Behavioral targeting is the process of collecting consumer online data by placing a persistent cookie on the consumer’s computer, which then tracks their cyber wanderings. This data is collected and aggregated, allowing marketers to fine tune which online advertisements are likely to interest a particular consumer.
The Washington Post reported this week that the House subcommittee for commerce, trade, and consumer protection is planning a hearing in early December on Internet privacy. The hearing will include testimony from Web firms on the idea of a Do Not Track registry.
H.R. 5777, the Best Practices Act, is a bill introduced by subcommittee Chairman Bobby Rush, which would require that entities collecting or storing data containing personal information or sensitive information to inform consumers about which information is collected and for what purpose. However, the bill would provide an exception for entities either storing this information about fewer than 15,000 individuals, or collecting this information about fewer than 10,000 individuals during any 12-month period.
It has been a while since the idea of a “Do Not Track” registry has been introduced in Washington. Several consumer groups advocated as early as 2007 for the Federal Trade Commission (FTC) to create a Do Not Track registry. Just as the FTC created a “Do Not Call” list to protect consumers against unwarranted phone calls, by allowing them to opt-out, a “Do Not Track” registry would allow consumers to opt out of having their data collected when surfing the Web.
However, FTC Chairman Jon D. Leibowitz mentioned last July during a U.S. Senate committee on commerce, science, and transportation hearing on consumer online privacy that the FTC was currently assessing whether it was technologically feasible to implement a “Do Not Track” system through browsers. Such a system which would allow consumers to opt out easily from cookies tracking their cyberspace activities, and would be either run through the FTC, or through a private sector entity (see archived webcast @ 58:50). So the FTC seems to advocate a technological solution, not the creation of a registry.
Should browsers be the solution to protect consumers against online tracking? Researchers at the Stanford Law School Center for Internet and Society and the Security Laboratory at the Stanford Department of Computer Science introduced ”DoNotTrack.us.” It is a universal Web tracking opt-out systems, which would work by adding a HTTP header to browsers, indicating that the user does not wish to be tracked.
The researchers note on the site that “[c]ompliance with Do Not Track could be purely voluntary, enforced by industry self-regulation, or mandated by state or federal law. We do not take a position on these alternatives.”

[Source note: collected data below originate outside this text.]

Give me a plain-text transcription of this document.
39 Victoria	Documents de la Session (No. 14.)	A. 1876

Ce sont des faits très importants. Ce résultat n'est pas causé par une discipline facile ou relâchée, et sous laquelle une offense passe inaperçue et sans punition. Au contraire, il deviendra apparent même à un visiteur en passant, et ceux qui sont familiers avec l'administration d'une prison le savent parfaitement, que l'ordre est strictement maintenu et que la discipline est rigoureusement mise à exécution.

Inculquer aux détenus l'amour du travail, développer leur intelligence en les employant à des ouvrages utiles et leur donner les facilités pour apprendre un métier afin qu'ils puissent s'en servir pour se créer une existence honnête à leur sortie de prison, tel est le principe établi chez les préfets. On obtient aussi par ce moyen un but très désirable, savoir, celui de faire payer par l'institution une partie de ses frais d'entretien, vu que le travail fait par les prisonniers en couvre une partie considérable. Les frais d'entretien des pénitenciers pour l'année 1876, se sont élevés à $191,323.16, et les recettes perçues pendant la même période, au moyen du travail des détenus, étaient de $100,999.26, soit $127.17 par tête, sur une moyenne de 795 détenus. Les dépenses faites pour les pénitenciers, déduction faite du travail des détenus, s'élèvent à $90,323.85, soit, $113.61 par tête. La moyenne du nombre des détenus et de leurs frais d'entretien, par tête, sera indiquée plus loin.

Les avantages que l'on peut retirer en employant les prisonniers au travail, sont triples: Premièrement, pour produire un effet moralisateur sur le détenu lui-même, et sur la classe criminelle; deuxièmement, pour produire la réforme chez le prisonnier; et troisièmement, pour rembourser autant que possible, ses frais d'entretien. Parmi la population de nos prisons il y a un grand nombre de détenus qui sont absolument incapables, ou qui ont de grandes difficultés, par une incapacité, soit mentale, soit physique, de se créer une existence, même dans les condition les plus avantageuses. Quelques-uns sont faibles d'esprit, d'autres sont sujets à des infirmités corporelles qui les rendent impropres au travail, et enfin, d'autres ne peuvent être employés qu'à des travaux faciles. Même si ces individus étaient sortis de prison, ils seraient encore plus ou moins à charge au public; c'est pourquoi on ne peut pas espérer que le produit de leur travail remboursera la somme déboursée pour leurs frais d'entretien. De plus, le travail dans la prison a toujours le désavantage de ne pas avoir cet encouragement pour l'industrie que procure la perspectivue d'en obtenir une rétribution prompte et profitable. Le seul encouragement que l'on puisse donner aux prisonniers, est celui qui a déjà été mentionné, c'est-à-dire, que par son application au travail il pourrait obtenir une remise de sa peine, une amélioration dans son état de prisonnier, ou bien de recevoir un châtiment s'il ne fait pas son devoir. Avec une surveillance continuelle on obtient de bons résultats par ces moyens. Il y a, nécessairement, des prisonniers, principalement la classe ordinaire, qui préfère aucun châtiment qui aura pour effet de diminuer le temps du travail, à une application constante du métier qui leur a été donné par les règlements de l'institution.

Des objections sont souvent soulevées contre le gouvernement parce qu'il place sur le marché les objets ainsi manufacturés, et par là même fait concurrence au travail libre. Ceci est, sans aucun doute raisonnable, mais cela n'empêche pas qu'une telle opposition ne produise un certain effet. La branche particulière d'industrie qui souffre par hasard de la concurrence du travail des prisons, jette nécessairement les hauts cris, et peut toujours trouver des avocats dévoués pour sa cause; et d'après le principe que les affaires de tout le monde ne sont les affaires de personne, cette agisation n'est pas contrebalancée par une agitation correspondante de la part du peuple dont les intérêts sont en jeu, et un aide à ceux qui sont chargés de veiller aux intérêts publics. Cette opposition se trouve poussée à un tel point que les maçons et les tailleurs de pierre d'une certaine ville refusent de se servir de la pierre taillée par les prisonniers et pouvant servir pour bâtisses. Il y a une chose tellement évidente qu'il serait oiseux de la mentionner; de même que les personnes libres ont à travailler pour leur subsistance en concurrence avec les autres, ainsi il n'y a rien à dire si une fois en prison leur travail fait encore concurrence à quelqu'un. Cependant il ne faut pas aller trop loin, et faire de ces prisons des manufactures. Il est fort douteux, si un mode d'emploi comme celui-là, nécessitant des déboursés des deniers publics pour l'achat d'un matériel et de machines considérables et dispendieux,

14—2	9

This issue is also currently debated in the European Union. The Article 29 Working Party Group (WP29) adopted Opinion 2/2010 on online behavioral advertising. It noted that Article 5(3) of the 1995 Data Protection Directive “requires obtaining informed consent to lawfully store information or to gain access to information stored in the terminal equipment of a subscriber or user.… [T]racking cookies are ‘information’ stored in the data subject’s terminal equipment and… they are accessed by advertising network providers when data subjects visit a partner website…. Hence, any storage of cookies… and any subsequent use of previously stored cookies to gain access to data subjects’ information will have to comply with Article 5(3).” The WP29 also stated that “consent must be obtained before the cookie is placed and/or information stored in the user’s terminal equipment is collected… and… informed consent can only be obtained if prior information about the sending and purposes of the cookie has been given to the user.”
We may see both the U.S. and the E.U. adopt a technological solution. They may differ though, in their choice of whether or not such a solution should be enforced by governments, or be a best-practice solution. The debate is still open on both sides of the Atlantic.